Um ein Missverständnis auszuräumen: Ich bin alles andere als unzufrieden. Die Kollegen geben sich freundlich, aber ich finde nie einen Draht zu ihnen, zu unterschiedlich sind die Lebensentwürfe – nein, Entwürfe haben sie keine mehr, sie stecken in fertig festgelegten Leben, das trifft es besser. Ihr Ziel, ausreichend Geld zu haben, um in den Urlaub zu fahren, ein Haus zu bauen und Kinder in die Welt zu setzen, haben die meisten von ihnen bereits erreicht. Sie hinterfragen ihre Ziele nicht.

Und was will ich?

Manchmal wünsche ich mir heimlich, aus diesem System auszubrechen. Aber was kann ich denn überhaupt? Außer Schule? Welcher Betrieb stellt denn eine Lehrerin ein? Und dort sind auch wieder fertige Menschen. »Mein Kind, mein Haus, mein Garten«-Sprüche kann ich nicht mehr hören. Wenn ich ehrlich bin, dann möchte ich bei der Arbeit überhaupt niemanden um mich herum haben. Ich bin die klassische Freiberuflerin – ich arbeite hart und stundenlang, aber ich will meinen inneren Frieden. Auf die Gesellschaft dieser fetten Maden und Kleingeister kann ich herzlich gerne verzichten.

Für einen Moment hielt ich inne, drehte mich auf die andere Seite, weil mein linker Arm schon fast eingeschlafen war. Dann schrieb ich weiter.

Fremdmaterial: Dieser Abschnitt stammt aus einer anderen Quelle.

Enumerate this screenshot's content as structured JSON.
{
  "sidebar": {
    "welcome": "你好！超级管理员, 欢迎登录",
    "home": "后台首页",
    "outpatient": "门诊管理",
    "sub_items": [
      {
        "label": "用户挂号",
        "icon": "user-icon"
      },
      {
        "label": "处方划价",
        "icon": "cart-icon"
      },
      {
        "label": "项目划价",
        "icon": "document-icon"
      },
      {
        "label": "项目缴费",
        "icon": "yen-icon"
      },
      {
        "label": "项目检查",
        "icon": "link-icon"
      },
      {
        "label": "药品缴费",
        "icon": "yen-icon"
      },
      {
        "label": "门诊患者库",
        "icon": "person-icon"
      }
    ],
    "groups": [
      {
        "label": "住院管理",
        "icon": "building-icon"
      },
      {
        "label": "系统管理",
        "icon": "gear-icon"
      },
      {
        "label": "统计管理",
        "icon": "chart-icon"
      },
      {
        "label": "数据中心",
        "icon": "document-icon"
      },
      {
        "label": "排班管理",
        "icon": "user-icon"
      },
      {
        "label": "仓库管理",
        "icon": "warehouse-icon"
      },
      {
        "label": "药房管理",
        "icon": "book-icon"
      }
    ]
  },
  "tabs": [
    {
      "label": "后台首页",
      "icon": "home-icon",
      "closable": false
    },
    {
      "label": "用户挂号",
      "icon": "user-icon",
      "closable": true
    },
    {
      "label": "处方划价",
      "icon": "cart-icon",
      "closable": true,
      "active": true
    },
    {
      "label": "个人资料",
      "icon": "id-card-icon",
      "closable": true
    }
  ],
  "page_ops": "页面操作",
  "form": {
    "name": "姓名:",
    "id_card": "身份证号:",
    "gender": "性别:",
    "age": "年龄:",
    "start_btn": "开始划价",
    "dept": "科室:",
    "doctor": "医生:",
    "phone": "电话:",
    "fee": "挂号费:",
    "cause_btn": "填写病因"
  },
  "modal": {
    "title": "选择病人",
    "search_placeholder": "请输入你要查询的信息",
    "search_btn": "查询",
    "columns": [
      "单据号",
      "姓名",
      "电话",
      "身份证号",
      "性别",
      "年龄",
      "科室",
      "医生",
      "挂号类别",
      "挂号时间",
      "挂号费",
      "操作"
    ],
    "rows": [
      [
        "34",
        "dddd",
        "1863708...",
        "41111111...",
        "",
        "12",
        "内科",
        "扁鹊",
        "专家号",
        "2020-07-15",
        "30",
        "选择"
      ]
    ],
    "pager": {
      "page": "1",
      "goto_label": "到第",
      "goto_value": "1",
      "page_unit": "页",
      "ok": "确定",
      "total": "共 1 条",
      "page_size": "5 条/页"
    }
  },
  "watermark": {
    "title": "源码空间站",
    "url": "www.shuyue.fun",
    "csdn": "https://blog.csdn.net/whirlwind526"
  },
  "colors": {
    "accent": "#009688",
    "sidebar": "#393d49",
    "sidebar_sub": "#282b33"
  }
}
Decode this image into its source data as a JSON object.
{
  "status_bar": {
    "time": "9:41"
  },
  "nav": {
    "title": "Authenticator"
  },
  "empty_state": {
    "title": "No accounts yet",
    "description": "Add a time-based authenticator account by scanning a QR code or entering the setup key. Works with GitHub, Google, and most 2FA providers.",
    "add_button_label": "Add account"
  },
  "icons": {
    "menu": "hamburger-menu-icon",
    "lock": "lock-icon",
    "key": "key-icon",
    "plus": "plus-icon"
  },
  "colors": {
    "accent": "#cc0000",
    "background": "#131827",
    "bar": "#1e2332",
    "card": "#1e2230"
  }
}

Ich beneide Karl. Heute Nachmittag an der Ill saß er so selbstverständlich neben mir, ein Mensch, dessen Leben sich vor einer Kulisse abspielt, die mir in meinem Inneren vertraut und gleichzeitig unerreichbar scheint. Am liebsten möchte ich ganz laut schreien: »Endlich habe ich den Beweis. Es ist kein Hirngespinst. Es gibt diese Welt. Karl, du selbst lebst ja in dieser Welt, die mein Herz schon lange kennt!«

Schritt 4

Irgendjemand kochte Kaffee und aus einem der Zimmer drangen nordafrikanische Klänge. Sonnenstrahlen tanzten auf dem Linoleumboden. Ich huschte auf Zehenspitzen zu den Duschräumen. Kalte weiße Kacheln, Nasszellen wie im Schwimmbad eines verarmten Kinderheims.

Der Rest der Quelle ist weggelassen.